Monday, December 6, 2010

U.S. Supreme Court To Review Propriety of Rule 23(b)(2) Certification of Claims Involving Monetary Relief in Dukes. v. Wal-Mart

On December 6, 2010, the U.S. Supreme Court granted Wal-Mart’s petition for a writ of certiorari in Dukes. v. Wal-Mart.   The petition challenges the Ninth Circuit's ruling earlier this year upholding grant of certification of the largest gender discrimination class action in U.S. history. As stated on the Supreme Court's website (here), the issue presented is limited to the following:
Petition GRANTED limited to Question I presented by the petition. In addition to Question I, the parties are directed to brief and argue the following question: "Whether the class certification ordered under Rule 23(b)(2) was consistent with Rule 23(a)."

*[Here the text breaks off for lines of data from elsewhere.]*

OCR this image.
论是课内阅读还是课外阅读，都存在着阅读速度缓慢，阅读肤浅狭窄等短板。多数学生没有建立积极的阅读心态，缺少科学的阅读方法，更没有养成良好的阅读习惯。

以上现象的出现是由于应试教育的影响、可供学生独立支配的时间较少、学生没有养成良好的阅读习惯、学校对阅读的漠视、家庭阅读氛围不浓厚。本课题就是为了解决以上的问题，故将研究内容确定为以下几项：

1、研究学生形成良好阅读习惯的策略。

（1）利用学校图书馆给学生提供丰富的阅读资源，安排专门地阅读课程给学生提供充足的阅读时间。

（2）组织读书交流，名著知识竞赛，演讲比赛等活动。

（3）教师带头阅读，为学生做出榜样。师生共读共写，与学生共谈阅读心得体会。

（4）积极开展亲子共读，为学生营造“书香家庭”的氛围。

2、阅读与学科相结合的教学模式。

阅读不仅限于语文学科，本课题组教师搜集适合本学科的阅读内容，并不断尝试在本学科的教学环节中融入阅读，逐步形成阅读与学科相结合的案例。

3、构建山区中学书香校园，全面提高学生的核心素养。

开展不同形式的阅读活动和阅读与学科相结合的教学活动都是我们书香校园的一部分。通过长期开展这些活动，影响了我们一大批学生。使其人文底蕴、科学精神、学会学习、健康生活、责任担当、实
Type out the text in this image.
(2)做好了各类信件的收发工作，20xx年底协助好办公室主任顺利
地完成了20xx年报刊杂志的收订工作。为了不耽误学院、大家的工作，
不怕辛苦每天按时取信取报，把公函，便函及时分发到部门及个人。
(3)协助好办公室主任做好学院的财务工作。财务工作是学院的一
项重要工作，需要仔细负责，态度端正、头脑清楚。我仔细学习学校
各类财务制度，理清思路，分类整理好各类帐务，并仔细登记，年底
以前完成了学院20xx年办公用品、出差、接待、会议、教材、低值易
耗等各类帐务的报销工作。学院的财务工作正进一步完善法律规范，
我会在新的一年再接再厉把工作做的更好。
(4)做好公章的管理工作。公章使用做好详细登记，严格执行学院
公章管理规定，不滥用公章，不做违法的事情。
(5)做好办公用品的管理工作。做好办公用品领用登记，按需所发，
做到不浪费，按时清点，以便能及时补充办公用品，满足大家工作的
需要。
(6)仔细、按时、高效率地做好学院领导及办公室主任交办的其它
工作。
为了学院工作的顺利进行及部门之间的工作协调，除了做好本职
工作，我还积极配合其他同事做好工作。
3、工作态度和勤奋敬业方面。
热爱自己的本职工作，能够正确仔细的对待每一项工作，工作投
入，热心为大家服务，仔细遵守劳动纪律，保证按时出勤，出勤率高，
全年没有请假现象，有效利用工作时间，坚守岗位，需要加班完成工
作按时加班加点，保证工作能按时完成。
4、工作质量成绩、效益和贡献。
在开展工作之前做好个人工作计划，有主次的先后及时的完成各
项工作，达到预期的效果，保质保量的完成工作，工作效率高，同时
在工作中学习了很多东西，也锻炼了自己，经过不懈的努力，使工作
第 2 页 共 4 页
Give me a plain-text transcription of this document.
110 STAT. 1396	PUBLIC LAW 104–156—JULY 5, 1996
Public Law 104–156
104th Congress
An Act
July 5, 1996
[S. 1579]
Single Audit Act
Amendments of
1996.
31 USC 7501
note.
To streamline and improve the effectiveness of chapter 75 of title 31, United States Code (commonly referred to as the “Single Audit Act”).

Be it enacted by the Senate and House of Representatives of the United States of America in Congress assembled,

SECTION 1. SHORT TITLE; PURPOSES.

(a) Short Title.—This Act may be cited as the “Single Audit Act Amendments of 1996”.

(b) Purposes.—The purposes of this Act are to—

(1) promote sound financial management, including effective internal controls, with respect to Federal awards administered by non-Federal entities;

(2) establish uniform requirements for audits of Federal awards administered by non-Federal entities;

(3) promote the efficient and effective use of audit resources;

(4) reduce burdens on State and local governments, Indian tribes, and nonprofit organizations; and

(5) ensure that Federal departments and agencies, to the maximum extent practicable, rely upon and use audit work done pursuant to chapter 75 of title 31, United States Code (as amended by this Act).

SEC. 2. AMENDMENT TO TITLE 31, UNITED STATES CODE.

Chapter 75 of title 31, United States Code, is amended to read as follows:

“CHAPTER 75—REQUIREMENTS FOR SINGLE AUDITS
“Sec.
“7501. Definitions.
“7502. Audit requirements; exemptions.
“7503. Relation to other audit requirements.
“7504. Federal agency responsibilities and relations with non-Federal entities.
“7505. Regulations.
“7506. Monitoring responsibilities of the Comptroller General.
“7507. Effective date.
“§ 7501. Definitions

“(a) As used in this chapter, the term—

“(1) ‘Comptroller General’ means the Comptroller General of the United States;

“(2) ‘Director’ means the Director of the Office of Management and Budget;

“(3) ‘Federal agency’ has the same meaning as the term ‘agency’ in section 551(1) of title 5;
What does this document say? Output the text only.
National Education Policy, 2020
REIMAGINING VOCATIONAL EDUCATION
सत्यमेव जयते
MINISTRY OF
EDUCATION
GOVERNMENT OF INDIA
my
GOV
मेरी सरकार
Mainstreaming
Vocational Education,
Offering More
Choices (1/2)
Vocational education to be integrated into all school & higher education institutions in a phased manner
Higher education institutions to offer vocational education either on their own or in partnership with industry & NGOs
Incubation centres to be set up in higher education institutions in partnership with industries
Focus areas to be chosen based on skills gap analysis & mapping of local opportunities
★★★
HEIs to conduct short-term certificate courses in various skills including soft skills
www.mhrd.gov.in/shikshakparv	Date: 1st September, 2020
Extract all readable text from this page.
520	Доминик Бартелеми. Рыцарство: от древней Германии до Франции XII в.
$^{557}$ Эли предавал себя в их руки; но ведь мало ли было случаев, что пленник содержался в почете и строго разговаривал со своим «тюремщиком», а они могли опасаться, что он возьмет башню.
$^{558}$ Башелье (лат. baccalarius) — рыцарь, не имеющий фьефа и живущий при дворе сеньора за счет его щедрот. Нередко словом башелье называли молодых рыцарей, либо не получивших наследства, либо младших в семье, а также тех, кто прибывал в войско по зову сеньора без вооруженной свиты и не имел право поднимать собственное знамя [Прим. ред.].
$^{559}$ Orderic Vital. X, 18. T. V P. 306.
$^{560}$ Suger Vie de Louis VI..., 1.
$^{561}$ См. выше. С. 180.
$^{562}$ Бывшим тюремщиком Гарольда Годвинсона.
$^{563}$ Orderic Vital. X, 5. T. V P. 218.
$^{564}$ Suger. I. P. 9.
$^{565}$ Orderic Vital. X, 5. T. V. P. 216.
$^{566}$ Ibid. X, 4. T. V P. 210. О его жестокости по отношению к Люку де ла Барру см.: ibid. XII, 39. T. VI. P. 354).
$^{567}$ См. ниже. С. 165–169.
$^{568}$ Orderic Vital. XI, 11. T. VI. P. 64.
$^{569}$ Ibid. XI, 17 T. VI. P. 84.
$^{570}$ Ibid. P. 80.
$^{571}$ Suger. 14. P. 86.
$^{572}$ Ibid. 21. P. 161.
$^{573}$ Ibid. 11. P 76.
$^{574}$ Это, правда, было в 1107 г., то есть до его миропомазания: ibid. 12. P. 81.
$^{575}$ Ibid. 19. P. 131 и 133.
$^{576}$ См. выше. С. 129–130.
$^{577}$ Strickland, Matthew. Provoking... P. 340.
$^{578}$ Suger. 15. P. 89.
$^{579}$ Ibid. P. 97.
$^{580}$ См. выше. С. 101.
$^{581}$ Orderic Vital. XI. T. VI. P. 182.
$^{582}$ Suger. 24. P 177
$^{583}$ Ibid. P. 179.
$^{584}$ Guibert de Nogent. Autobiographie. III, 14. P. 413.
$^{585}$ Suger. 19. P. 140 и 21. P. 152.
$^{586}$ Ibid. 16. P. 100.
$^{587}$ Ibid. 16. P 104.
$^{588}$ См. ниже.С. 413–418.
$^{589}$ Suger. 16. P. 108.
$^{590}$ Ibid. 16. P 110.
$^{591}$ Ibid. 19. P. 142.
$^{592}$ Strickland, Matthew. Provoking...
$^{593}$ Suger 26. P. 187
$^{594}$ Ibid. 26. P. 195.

Question I, as stated in the Petition (here), is as follows:
I. Whether claims for monetary relief can be certified under Federal Rule of Civil Procedure 23(b)(2)—which by its terms is limited to injunctive or corresponding declaratory relief—and, if so, under what circumstances.
A detailed discussion of the Ninth's Circuit's class certification analysis was dicussed previously here (Rule 23(a) analysis), and here (Rule 23 (b)(2)).